Christophe Mourilhon est comportementaliste canin et pratique la médiation animale depuis 4 ans en Corse dans différents lieux tels les EHPAD, auprès des personnes atteintes de maladies de type Alzheimer, les maisons d’arrêt ou l’Institut médico-éducatif. Il intervient ponctuellement auprès de l’APF France Handicap et aujourd’hui dans “Groupe relais”, lors des permanences rurales à Propriano. Il y présente son métier encore mal connu. 

Qu’entend-on par la médiation animale ?

C’est une méthode qui favorise les liens naturels entre humains et animaux et peut être appliquée à des fins préventives, thérapeutiques ou récréatives. Les animaux de compagnie jouent un rôle important dans notre univers quotidien de la vie sociale affective et active. Le comportementaliste pour animaux de compagnie intervient comme médiateur dans la relation entre les personnes et les animaux de compagnie. Tous les spécialistes s’accordent à dire que la présence d’un animal aux côtés d’une personne âgée, malade ou même fragilisée ne peut être que bénéfique.

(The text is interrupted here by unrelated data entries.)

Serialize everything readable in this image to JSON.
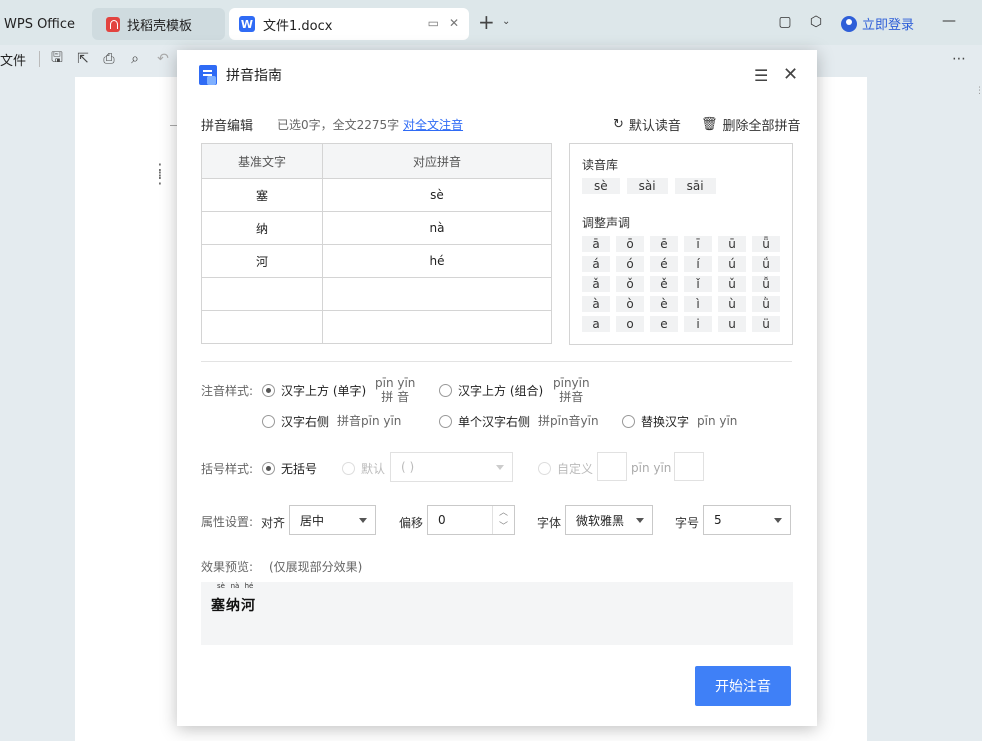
{
  "tabs": {
    "app": "WPS Office",
    "template": "找稻壳模板",
    "document": "文件1.docx",
    "doc_icon_letter": "W",
    "login": "立即登录"
  },
  "toolbar": {
    "file": "文件"
  },
  "dialog": {
    "title": "拼音指南",
    "edit_label": "拼音编辑",
    "info": "已选0字，全文2275字",
    "full_text_link": "对全文注音",
    "default_reading": "默认读音",
    "delete_all": "删除全部拼音",
    "table": {
      "headers": [
        "基准文字",
        "对应拼音"
      ],
      "rows": [
        [
          "塞",
          "sè"
        ],
        [
          "纳",
          "nà"
        ],
        [
          "河",
          "hé"
        ],
        [
          "",
          ""
        ],
        [
          "",
          ""
        ]
      ]
    },
    "readings": {
      "title": "读音库",
      "chips": [
        "sè",
        "sài",
        "sāi"
      ],
      "tone_title": "调整声调",
      "tones": [
        "ā",
        "ō",
        "ē",
        "ī",
        "ū",
        "ǖ",
        "á",
        "ó",
        "é",
        "í",
        "ú",
        "ǘ",
        "ǎ",
        "ǒ",
        "ě",
        "ǐ",
        "ǔ",
        "ǚ",
        "à",
        "ò",
        "è",
        "ì",
        "ù",
        "ǜ",
        "a",
        "o",
        "e",
        "i",
        "u",
        "ü"
      ]
    },
    "style": {
      "label": "注音样式:",
      "opt1": "汉字上方 (单字)",
      "opt1_ex_top": "pīn yīn",
      "opt1_ex_bottom": "拼  音",
      "opt2": "汉字上方 (组合)",
      "opt2_ex_top": "pīnyīn",
      "opt2_ex_bottom": "拼音",
      "opt3": "汉字右侧",
      "opt3_ex": "拼音pīn yīn",
      "opt4": "单个汉字右侧",
      "opt4_ex": "拼pīn音yīn",
      "opt5": "替换汉字",
      "opt5_ex": "pīn yīn"
    },
    "bracket": {
      "label": "括号样式:",
      "opt1": "无括号",
      "opt2": "默认",
      "opt2_value": "( )",
      "opt3": "自定义",
      "sample": "pīn yīn"
    },
    "attrs": {
      "label": "属性设置:",
      "align_label": "对齐",
      "align_value": "居中",
      "offset_label": "偏移",
      "offset_value": "0",
      "font_label": "字体",
      "font_value": "微软雅黑",
      "size_label": "字号",
      "size_value": "5"
    },
    "preview": {
      "label": "效果预览:",
      "note": "(仅展现部分效果)",
      "pinyin": [
        "sè",
        "nà",
        "hé"
      ],
      "text": "塞纳河"
    },
    "start_button": "开始注音"
  }
}
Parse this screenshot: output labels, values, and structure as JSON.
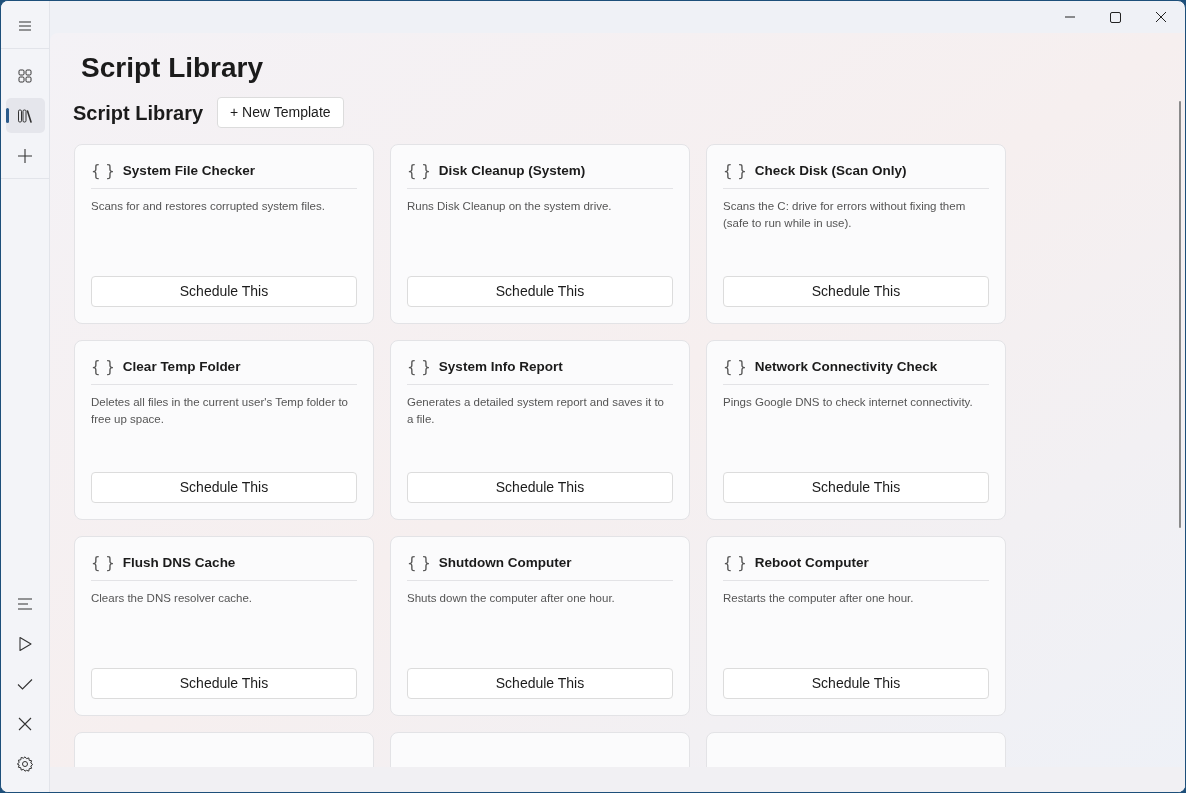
{
  "sidebar": {
    "top_items": [
      {
        "kind": "menu",
        "selected": false
      },
      {
        "kind": "grid",
        "selected": false
      },
      {
        "kind": "library",
        "selected": true
      },
      {
        "kind": "add",
        "selected": false
      }
    ],
    "bottom_items": [
      {
        "kind": "list",
        "selected": false
      },
      {
        "kind": "play",
        "selected": false
      },
      {
        "kind": "check",
        "selected": false
      },
      {
        "kind": "close",
        "selected": false
      },
      {
        "kind": "settings",
        "selected": false
      }
    ]
  },
  "page_title": "Script Library",
  "section": {
    "title": "Script Library",
    "new_button": "+ New Template"
  },
  "cards": [
    {
      "kind": "full",
      "icon": "{ }",
      "title": "System File Checker",
      "description": "Scans for and restores corrupted system files.",
      "button": "Schedule This"
    },
    {
      "kind": "full",
      "icon": "{ }",
      "title": "Disk Cleanup (System)",
      "description": "Runs Disk Cleanup on the system drive.",
      "button": "Schedule This"
    },
    {
      "kind": "full",
      "icon": "{ }",
      "title": "Check Disk (Scan Only)",
      "description": "Scans the C: drive for errors without fixing them (safe to run while in use).",
      "button": "Schedule This"
    },
    {
      "kind": "full",
      "icon": "{ }",
      "title": "Clear Temp Folder",
      "description": "Deletes all files in the current user's Temp folder to free up space.",
      "button": "Schedule This"
    },
    {
      "kind": "full",
      "icon": "{ }",
      "title": "System Info Report",
      "description": "Generates a detailed system report and saves it to a file.",
      "button": "Schedule This"
    },
    {
      "kind": "full",
      "icon": "{ }",
      "title": "Network Connectivity Check",
      "description": "Pings Google DNS to check internet connectivity.",
      "button": "Schedule This"
    },
    {
      "kind": "full",
      "icon": "{ }",
      "title": "Flush DNS Cache",
      "description": "Clears the DNS resolver cache.",
      "button": "Schedule This"
    },
    {
      "kind": "full",
      "icon": "{ }",
      "title": "Shutdown Computer",
      "description": "Shuts down the computer after one hour.",
      "button": "Schedule This"
    },
    {
      "kind": "full",
      "icon": "{ }",
      "title": "Reboot Computer",
      "description": "Restarts the computer after one hour.",
      "button": "Schedule This"
    },
    {
      "kind": "partial"
    },
    {
      "kind": "partial"
    },
    {
      "kind": "partial"
    }
  ]
}
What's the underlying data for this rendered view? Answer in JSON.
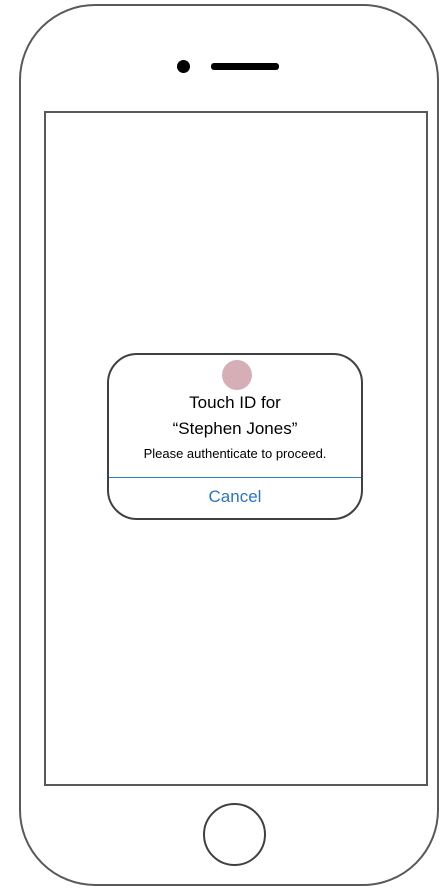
{
  "touch_id_dialog": {
    "title_line_1": "Touch ID for",
    "title_line_2": "“Stephen Jones”",
    "message": "Please authenticate to proceed.",
    "cancel_label": "Cancel",
    "fingerprint_icon": "fingerprint-icon"
  },
  "colors": {
    "accent": "#2e75b6",
    "fingerprint": "#d6aeb5",
    "frame": "#595959"
  }
}
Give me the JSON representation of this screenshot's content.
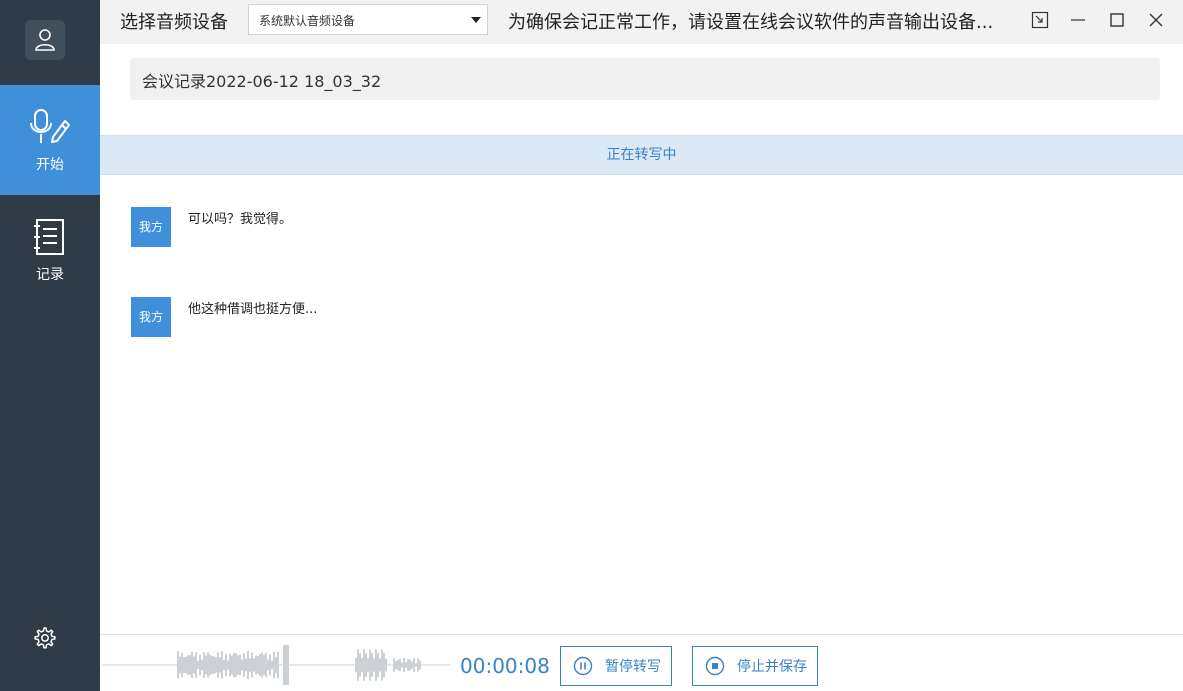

Il est prouvé que l’animal contribue au mieux être des personnes et renforce les soins ou l’accompagnement déjà mis en place par des professionnels de l’éducatif ou du soin.

Est-ce un métier reconnu ?

Je suis diplômé de l’école EAPAC (éthologie appliquée aux animaux de compagnie) qui est un organisme de formation accrédité par l’État pour délivrer le diplôme de comportementaliste-médiateur pour animaux de compagnie. En France, EAPAC est la seule formation de comportementaliste pour animaux de compagnie validée par l’État.

Quels sont les bienfaits de vos interventions ? 

J’interviens pour faciliter la communication, établir, rétablir, promouvoir la qualité relationnelle entre les personnes et les animaux de compagnie. Il s’agit d’une véritable activité de médiation au sens où on l’entend généralement dans le domaine des relations humaines. La médiation animale stimule et va permettre à la personne de retrouver l’éveil et d’avoir confiance en elle. Le simple fait de brosser un chien par exemple améliore l’estime de soi. Pour Agnès C., la médiation animale favorise sa concentration et diminue son stress ou son angoisse. Elle facilite son intégration dans son milieu de vie et lui permet de maintenir ses relations sociales.

Les animaux font partie de notre univers, ils poussent la personne à se dépasser, ils accompagnent, ne trahissent pas, ne renvoient pas aux difficultés, bien au contraire. Regardez William qui nous dit en parlant du chien présent : “Il a l’air de m’écouter, d’entendre, d’être toujours d’accord.” La façon d’intervenir dans la relation à trois (animal/médiateur/individu) est anxiolytique et amène une construction thérapeutique efficiente.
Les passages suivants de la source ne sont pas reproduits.